Un brin intimidé par tous ces écrivains, Klaus Bundoc avait trouvé refuge dans le garde-robe du local. Bien au chaud dans une rangée de manteaux , il gardait les yeux fixés, entre deux encolures poilues, sur la porte d'entrée.

 

Pas question de quitter cette porte du regard. Il ne fallait surtout pas  manquer le seul être qui pût quelque chose pour lui, et dont les pèlerinages aux congrès Larébo étaient réputés bien brefs. Vigilance, donc. L'homme n'allait plus tarder. La salle était bondée, l'heure avançait. La soirée battait son plein, comme en témoignait la rumeur.

 

De temps à autre la porte s'ouvrait, nouvel arrivant ou Laréboïen se rendant à la salle de bain – à l'extérieur du local –, mais jamais sur la personne espérée.
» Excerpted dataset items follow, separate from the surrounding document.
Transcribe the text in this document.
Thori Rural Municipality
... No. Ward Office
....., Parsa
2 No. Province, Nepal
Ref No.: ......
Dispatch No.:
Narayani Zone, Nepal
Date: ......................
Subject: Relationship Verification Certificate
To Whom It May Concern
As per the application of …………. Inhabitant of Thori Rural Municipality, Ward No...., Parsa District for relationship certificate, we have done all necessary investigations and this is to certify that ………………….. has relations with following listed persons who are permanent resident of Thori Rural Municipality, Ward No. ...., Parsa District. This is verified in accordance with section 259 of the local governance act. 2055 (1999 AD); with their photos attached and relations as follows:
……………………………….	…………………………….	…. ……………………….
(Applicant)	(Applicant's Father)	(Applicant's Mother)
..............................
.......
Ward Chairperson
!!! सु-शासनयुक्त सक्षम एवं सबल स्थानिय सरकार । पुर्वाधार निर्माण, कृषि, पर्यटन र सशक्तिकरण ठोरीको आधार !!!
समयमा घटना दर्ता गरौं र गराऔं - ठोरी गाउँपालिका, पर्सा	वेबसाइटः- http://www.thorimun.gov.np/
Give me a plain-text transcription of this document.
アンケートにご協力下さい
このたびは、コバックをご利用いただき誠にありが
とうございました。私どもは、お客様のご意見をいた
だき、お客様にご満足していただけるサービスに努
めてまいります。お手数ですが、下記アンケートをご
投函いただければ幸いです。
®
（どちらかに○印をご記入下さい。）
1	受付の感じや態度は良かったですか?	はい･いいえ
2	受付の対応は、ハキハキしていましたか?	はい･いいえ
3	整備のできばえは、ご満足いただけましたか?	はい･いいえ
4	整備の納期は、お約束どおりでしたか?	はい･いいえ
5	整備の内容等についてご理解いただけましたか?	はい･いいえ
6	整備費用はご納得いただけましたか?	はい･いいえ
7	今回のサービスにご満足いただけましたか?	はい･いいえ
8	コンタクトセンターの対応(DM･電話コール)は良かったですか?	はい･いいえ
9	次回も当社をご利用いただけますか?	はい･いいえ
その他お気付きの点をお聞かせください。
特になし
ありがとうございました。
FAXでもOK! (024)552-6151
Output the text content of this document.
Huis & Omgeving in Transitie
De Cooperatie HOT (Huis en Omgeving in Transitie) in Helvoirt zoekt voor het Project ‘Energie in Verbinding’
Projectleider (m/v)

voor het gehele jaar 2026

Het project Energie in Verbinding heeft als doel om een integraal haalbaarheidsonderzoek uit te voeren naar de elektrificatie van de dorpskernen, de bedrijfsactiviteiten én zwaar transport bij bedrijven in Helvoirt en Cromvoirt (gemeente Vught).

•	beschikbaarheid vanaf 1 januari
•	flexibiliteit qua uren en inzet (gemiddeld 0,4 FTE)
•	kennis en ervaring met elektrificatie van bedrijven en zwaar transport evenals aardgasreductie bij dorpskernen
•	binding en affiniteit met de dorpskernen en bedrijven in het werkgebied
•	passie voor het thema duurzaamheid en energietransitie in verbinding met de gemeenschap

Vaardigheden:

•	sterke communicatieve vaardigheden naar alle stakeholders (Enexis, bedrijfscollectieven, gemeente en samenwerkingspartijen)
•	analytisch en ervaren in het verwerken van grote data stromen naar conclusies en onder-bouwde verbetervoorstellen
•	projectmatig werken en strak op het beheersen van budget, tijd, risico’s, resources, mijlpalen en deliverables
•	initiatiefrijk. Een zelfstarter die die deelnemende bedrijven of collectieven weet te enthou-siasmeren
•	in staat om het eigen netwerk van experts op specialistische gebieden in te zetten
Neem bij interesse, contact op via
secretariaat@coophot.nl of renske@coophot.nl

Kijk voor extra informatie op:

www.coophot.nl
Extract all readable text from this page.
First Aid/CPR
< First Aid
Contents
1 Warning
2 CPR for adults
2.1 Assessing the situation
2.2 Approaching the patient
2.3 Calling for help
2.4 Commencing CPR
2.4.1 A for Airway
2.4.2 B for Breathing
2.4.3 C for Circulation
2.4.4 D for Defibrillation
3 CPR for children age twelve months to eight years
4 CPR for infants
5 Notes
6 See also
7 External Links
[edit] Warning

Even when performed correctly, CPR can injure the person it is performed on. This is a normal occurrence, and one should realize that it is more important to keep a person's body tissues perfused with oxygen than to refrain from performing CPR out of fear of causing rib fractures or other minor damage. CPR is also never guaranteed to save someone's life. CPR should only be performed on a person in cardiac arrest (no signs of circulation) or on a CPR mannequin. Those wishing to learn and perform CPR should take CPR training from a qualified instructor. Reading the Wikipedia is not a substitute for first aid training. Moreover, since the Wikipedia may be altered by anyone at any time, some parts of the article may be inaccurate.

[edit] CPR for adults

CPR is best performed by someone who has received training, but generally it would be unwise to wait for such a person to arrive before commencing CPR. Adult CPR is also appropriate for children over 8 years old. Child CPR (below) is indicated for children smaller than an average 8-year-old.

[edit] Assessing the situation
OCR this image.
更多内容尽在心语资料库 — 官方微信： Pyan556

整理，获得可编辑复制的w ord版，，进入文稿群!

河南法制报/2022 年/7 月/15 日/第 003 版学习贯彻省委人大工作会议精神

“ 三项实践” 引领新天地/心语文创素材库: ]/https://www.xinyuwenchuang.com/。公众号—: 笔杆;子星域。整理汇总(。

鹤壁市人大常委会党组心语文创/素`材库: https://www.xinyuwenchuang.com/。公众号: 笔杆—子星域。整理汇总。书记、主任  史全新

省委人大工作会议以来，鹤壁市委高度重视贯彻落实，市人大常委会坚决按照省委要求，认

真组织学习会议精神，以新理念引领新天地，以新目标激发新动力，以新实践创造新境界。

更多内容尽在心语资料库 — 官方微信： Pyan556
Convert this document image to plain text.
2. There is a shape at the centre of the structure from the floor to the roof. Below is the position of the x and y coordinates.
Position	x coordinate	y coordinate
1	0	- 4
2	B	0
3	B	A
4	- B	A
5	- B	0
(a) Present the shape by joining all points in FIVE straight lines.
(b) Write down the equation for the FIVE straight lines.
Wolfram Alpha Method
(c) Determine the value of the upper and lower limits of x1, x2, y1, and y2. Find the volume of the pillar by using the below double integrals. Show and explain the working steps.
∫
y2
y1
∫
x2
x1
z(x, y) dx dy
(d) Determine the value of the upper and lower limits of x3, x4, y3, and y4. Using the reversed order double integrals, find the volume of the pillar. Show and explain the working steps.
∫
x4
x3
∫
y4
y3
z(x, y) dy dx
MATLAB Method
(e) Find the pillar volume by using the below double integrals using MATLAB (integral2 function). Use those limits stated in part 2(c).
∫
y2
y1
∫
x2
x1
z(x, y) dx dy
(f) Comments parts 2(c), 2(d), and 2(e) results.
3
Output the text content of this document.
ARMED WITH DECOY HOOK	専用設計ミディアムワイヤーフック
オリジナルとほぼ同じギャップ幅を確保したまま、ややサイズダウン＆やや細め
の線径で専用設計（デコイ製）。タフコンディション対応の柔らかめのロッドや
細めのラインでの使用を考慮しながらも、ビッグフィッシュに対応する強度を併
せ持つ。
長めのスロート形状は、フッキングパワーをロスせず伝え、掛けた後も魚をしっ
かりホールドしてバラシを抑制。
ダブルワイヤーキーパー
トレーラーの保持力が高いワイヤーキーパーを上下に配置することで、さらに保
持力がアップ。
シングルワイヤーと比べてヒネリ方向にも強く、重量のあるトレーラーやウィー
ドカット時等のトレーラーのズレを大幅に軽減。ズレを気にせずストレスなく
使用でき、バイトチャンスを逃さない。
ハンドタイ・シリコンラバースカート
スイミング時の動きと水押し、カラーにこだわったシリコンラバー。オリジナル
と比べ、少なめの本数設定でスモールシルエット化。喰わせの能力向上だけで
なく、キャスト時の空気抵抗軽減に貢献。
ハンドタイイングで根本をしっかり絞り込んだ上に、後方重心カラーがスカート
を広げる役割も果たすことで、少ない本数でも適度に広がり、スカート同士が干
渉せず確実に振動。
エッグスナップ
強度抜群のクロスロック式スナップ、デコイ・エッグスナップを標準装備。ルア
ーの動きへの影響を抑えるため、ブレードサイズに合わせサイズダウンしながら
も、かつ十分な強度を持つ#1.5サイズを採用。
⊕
Klaus mit à profit, en quelques occasions, la totalité du peu de souplesse qu'il possédait pour éviter un coup de cintre ou un nouveau manteau, ce qui à coup sûr aurait trahi sa présence et exposé à tout le fandom sa situation embarrassante. Anéantie, son apparente prestance. Sa réputation, souillée à jamais.

 

De toute la soirée, pas une seule charge ne l'atteignit. Mieux, il réussit une sortie en douce pour aller se chercher un café, dissimulé dans la luxuriance d'un petit discours de dame Évarbourg.

 

De retour dans le garde-robe, Klaus s'aperçut rapidement qu'il s'était glissé entre les mauvais manteaux. De longs poils synthétiques caressaient son visage, ses yeux, l'intérieur de son nez, y semant un chatouillement à la limite de l'irritation. Il allait ressortir pour changer d'endroit lorsque la porte s'ouvrit. Il figea. À peine avait-il vu le bout d'une barbe franchir le seuil qu'il sut.

 

Djada était là.

 

Sans plus réfléchir, il tendit une main à travers les manteaux.

 

– Merci, fit Djada en suspendant son manteau au bras de Klaus, sans même sourciller – car il en avait vu d'autres –, avant de se diriger vers la salle.

 

– Djada! Il faut que tu m'aides! cria Klaus du fond du garde-robe.

 

Il sortit en trombe, provoquant un envol de manteaux, mais trébucha sur une rangée de bottes, renversant son café, et roula sur le sol. Au moment précis où Djada se tournait, Klaus était à quatre pattes dans la sloche.

 

– Besoin d'aide? Traîne-toi pas dans la boue pour ça, fit-il en tendant un bras secourable à Klaus.

 

– Djada! J'ai besoin de toi! fit-il en bondissant de travers.

 

– T'es blesssé?

 

– Non, chuis fait comme ça.

 

– Hé, j'te connais, toi. J'ai déjà vu ta face dans un fanzine...

 

– Remarquable mémoire! D'autant plus que ça fait un bout de temps que tu l'as dessinée. Tu veux m'aider?

 

– Tu veux partir un fanzine? Pas de problème. Parle-moi de ton projet.

 

En équilibre précaire, Klaus traça une timide arabesque du bout du pied. Son regard fuyait tout endroit comme un chevreuil apeuré dans la forêt du local.

 

– Euh... non, c'est pas ça. J'ai besoin de... d'une... Djada, fais-moi une femme!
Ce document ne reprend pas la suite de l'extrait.